Namun pertanyaannya kata Naumi, apakah aturan tersebut berlaku juga untuk sekolah swasta dan sekolah iternasional. “Ini juga harus diperjelas jadi pihak sekolah bisa tau,” tegasnya.

Menurut wanita yang akrab disapa Bunda Naumi itu, berdasarkan Perpres ini, Pemerintah RI telah memberikan legalitas kepada Satgas Saber Pungli untuk memberantas praktek pungli di Indonesia.

“Seperti yang diatur dalam Perpres Nomor 87 Tahun 2016 tentang Satuan Tugas Sapu Bersih Pungutan Liar,” kata Bunda Naumi. Sabtu (10/6).

Diketahui, Satgas Saber Pungli memiliki 4 fungsi, yakni intelejen, pencegahan dan sosialisasi, penindakan serta yustisi.

Satgas Saber Pungli juga diberi kewenangan untuk melaksanakan Operasi Tangkap Tangan / OTT (Pasal 4 huruf d Perpres).

Namun demikian ia berharap, pemerintah juga harusnya memperhatikan tunjangan para guru terutama yang swasta.

“Dalam hal ini pemerintah juga harus memperhatikan kesejahteraan guru terutama suwasta, beri tunjangan yang layak,” harapnya.
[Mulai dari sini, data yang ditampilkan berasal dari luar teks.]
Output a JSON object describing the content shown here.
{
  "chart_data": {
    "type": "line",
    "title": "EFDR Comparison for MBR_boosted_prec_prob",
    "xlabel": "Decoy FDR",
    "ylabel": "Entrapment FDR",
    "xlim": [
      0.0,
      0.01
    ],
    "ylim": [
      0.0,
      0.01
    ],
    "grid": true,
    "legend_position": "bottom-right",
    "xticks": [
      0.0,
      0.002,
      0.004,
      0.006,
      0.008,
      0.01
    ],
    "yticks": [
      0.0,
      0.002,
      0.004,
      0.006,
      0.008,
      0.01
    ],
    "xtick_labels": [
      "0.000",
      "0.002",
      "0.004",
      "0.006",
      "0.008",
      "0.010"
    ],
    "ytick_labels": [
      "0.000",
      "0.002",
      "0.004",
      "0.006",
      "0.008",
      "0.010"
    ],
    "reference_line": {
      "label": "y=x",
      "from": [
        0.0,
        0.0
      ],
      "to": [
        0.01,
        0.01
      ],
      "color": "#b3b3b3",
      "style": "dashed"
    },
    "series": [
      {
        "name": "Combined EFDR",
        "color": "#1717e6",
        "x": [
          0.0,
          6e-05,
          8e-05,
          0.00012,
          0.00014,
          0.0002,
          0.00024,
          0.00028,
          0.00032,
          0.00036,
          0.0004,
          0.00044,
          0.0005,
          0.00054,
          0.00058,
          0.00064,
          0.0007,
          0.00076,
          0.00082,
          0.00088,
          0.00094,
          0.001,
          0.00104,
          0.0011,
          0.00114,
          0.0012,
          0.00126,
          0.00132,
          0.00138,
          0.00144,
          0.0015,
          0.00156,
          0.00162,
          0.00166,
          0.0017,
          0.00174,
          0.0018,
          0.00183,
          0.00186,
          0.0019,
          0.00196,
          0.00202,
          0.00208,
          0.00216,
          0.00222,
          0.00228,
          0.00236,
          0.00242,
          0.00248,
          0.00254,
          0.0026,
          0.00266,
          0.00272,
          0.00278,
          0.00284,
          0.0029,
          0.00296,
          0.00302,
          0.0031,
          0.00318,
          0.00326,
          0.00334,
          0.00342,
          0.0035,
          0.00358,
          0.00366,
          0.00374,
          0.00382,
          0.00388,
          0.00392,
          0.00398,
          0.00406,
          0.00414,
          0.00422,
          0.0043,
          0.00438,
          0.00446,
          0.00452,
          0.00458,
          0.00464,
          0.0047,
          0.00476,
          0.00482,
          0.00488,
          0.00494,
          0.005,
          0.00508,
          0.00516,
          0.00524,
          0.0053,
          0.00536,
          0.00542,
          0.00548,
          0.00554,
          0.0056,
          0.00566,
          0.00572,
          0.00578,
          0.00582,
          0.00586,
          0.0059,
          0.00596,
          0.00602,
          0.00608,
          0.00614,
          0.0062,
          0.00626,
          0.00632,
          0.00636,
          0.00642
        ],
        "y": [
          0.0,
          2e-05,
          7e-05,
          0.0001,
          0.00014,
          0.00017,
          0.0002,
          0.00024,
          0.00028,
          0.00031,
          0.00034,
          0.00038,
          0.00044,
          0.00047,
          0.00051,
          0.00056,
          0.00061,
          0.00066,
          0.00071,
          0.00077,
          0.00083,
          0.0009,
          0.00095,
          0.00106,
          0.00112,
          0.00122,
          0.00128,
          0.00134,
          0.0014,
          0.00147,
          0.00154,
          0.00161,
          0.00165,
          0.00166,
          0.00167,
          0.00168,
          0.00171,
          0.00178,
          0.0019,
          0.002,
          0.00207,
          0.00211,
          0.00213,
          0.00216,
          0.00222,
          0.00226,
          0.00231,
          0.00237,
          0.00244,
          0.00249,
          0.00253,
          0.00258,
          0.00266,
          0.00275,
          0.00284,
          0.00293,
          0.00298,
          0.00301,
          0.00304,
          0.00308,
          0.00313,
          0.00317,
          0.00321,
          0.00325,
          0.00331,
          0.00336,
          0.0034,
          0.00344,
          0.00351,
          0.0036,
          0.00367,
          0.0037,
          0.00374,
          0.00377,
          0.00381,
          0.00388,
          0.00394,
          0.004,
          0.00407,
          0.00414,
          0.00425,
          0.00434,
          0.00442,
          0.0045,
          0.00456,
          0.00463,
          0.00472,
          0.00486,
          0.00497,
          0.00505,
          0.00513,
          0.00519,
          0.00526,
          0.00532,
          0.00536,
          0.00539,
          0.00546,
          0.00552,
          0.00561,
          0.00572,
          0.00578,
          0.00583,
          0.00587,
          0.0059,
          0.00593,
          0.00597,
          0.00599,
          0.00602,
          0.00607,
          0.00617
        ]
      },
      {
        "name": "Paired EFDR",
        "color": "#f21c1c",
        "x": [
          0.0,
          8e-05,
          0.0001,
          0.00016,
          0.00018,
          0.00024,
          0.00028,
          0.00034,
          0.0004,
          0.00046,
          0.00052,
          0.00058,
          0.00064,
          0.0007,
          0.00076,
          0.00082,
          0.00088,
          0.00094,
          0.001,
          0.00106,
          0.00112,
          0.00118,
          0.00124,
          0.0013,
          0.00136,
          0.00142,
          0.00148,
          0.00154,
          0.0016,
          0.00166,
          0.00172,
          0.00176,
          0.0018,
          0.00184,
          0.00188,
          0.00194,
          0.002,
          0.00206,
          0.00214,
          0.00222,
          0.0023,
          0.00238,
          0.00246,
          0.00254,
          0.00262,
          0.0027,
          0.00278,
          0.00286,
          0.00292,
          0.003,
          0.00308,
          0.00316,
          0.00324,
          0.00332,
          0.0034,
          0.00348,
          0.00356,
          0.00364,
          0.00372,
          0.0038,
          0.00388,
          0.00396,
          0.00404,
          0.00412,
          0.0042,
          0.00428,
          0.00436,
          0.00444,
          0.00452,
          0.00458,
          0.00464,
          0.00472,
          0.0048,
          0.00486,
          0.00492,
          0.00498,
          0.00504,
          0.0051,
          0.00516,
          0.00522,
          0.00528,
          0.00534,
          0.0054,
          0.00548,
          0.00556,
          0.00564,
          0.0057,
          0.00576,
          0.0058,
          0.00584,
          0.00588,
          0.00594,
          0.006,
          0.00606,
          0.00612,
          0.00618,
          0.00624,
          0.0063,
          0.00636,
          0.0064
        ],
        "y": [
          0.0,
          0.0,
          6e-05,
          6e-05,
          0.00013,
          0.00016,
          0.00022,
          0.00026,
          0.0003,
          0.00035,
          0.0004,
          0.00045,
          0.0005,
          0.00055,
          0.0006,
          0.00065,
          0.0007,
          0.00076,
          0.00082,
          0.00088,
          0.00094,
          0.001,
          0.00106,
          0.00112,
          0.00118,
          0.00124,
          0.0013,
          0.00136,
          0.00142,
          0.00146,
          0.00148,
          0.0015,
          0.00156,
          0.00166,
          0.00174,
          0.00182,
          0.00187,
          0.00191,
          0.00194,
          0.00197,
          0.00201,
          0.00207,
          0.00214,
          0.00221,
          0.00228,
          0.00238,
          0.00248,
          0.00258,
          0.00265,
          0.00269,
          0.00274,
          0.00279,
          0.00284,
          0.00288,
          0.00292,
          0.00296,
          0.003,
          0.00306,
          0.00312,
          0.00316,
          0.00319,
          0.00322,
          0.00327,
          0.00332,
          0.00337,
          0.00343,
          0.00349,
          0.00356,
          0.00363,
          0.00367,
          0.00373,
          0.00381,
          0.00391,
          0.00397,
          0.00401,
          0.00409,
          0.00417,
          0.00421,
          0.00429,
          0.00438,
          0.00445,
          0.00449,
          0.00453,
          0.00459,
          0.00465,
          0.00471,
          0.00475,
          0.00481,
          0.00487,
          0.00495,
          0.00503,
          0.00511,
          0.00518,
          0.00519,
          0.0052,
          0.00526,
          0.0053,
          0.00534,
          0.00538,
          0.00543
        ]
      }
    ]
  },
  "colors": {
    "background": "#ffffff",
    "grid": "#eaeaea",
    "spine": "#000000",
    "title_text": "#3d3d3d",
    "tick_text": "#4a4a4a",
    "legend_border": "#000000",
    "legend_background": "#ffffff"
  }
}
Dengan adanya Perpres tersebut, maka masyarakat dapat secara langsung melaporkan praktek-praktek Pungli yang dilakukan oleh aparat di instansi Pemerintah, TNI dan Polri dari Aceh sampai ke Papua kepada Satgas Saber Pungli. Laporan masyarakat disertai dengan Identitas Pelaku, Lokasi Kejadian dan Instansinya (Identitas Pelapor akan dirahasiakan).

Berikut Susunan Satgas Saber Pungli :

1). Pengendali/Penanggungjawab  : Menko Polhukam

2). Ketua Pelaksana : Irwasum Polri

3). Wakil Ketua Pelaksana I : Irjen Kemdagri

4). Wakil Ketua Pelaksana II : JAM Bidang Pengawasan

5). Anggota Satgas terdiri dari : Polri, Kejaksaan Agung, Kemendagri, Kemenkumham, PPATK, Ombudsman, BIN dan POM TNI.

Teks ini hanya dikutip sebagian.